Brook Farm: Ideal turned Reality

In the 1840s, when Brook Farm was established, there were around thirty-five utopian communities in America. What set Brook Farm apart was its association with famous Concordians and its particular vision to unite both farmer and scholar in a single person.

Although Brook Farm was in West Roxbury, just south of Boston, it had strong connections with Concord from the beginning. The principles Dr. George Ripley founded Brook Farm on had been talked through at meetings of the Transcendental Club. In addition, people who had attended Margaret Fuller’s Conversations went to live at Brook Farm.

Elizabeth Peabody wrote two essays for The Dial in support of Brook Farm’s goals: “A Glimpse of Christ’s Idea of Society” and “Plan of the West Roxbury Community.” Although she never lived there, Peabody applauded the people “who had dared to say to one another… Why not begin to move the mountain of custom and convention?”

When Ripley, a former Boston preacher, invited Ralph Waldo Emerson to join his community, he described its goals:

“…to insure a more natural union between intellectual and manual labor than now exists; to combine the thinker and the worker, as far as possible, in the same individual…to do away with the necessity of menial services by opening the benefits of education and the profits of labor to all.”

Ultimately, Ripley wanted to “prepare a society of liberal, intelligent and cultivated persons, whose relations with each other would permit a more wholesome and simple life than can be led amidst the pressures of our competitive institutions.”

Even though these ideas overlapped with Emerson’s speech “The American Scholar,” Emerson declined the invitation to Brook Farm. In his journal, Emerson wrote, “I do not wish to remove from my present prison to a prison a little larger. I wish to break all prisons.” He added, “Moreover, to join this body would be to traverse all my long trumpeted theory, and the instinct which spoke from it, that one man is a counterpoise to a city.”

George Ripley, without Emerson, moved forward with Brook Farm. In 1841, the Community, formally called the Institute for Agriculture and Education, was established along with its constitution. Brook Farm was organized as a joint stock company, with each share being $500. Each shareholder could enroll a student at the school.

The school at Brook Farm was quite impressive. It welcomed a wide age-range of students and had an infant school, primary school, and a six-year preparatory school for college. True to Brook Farm’s overall mission, students spent an hour or two performing manual labor in addition to their lessons.

Life at Brook Farm required a lot of work. Chores included cutting straw, chopping hay, feeding cows, spreading manure, collecting firewood, planting potatoes, and harvesting squash and apples, among other things. The premise of the farm was to combine the worker and the thinker, and in some ways, George Ripley achieved this. He found that milking cows provided a nice environment for thinking, “particularly when the cow’s tail is looped up behind.”

Nathaniel Hawthorne, from Exhibit in the Peabody Essex Museum in Salem, Massachusetts. Accessed via Wikimedia Commons.

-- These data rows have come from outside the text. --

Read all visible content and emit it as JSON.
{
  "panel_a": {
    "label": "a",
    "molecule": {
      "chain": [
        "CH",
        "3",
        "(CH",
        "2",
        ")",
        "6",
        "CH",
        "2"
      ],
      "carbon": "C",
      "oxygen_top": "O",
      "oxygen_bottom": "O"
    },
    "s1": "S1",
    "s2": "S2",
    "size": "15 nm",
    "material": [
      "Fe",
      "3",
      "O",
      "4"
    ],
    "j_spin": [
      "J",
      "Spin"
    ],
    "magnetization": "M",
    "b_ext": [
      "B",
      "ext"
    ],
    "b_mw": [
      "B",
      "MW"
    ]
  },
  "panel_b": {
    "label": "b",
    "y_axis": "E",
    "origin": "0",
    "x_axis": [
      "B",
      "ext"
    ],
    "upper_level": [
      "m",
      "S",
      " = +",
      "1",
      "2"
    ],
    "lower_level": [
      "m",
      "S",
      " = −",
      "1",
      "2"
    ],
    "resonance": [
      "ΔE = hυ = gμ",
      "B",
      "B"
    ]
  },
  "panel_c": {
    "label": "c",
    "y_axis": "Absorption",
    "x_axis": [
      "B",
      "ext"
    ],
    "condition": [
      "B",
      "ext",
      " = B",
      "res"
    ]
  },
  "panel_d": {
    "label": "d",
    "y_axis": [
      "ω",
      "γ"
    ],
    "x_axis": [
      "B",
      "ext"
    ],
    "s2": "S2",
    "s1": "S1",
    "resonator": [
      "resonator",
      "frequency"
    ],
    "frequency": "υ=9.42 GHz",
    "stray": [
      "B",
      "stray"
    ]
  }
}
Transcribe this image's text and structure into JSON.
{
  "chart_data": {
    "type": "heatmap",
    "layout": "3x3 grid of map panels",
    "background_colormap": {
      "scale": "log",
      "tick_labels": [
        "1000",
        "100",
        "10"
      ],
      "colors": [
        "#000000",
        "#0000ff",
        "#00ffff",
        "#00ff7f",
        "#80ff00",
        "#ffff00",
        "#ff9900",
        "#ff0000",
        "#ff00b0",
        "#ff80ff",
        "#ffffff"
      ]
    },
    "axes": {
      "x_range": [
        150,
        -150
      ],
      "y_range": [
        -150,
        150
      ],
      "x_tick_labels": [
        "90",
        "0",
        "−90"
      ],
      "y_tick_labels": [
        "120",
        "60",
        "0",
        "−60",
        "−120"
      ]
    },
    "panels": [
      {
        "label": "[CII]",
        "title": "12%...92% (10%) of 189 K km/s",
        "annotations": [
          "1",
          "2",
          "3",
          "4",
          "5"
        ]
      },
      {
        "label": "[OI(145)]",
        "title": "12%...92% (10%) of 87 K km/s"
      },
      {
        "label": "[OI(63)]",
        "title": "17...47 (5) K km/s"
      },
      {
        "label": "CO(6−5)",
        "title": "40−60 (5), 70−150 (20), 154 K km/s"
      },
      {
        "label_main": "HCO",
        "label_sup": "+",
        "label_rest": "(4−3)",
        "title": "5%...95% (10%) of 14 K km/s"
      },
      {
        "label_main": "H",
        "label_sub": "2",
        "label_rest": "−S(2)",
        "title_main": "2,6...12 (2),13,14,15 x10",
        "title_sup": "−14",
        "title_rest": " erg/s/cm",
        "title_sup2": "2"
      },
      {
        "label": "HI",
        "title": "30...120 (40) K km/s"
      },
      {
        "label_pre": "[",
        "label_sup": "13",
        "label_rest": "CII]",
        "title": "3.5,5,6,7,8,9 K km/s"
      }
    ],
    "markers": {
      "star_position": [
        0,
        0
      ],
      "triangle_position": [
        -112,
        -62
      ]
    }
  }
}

One of the more famous people to buy into, live, and work at Brook Farm was the author Nathaniel Hawthorne. He lived there for just two seasons from Spring to Fall 1841. Unlike George Ripley, Hawthorne had trouble thinking and writing at the farm. Even so, life at Brook Farm had a lasting effect on him, and in 1851 he wrote The Blithedale Romance based loosely on his time there. In the preface of the novel, he described his time at Brook Farm as “certainly, the most romantic episode” of his life— “essentially a daydream, and yet a fact.”

George P. Bradford, who was a classmate of Emerson’s at Harvard, was one of the first people to join Brook Farm. Bradford taught in the school. Many of his students sang his praises. Frederick Pratt recalled that “I learned easier and faster with him than any other teacher I was ever under.”

Margaret Fuller visited Brook Farm often enough to have a designated bedroom, but she never stayed long term. Other visitors included Ralph Waldo Emerson, who gave informal talks at the main building, called the Hive. Edmund Hosmer, Concord’s most successful farmer and an early skeptic of the Community, stopped by for picnics and garden parties.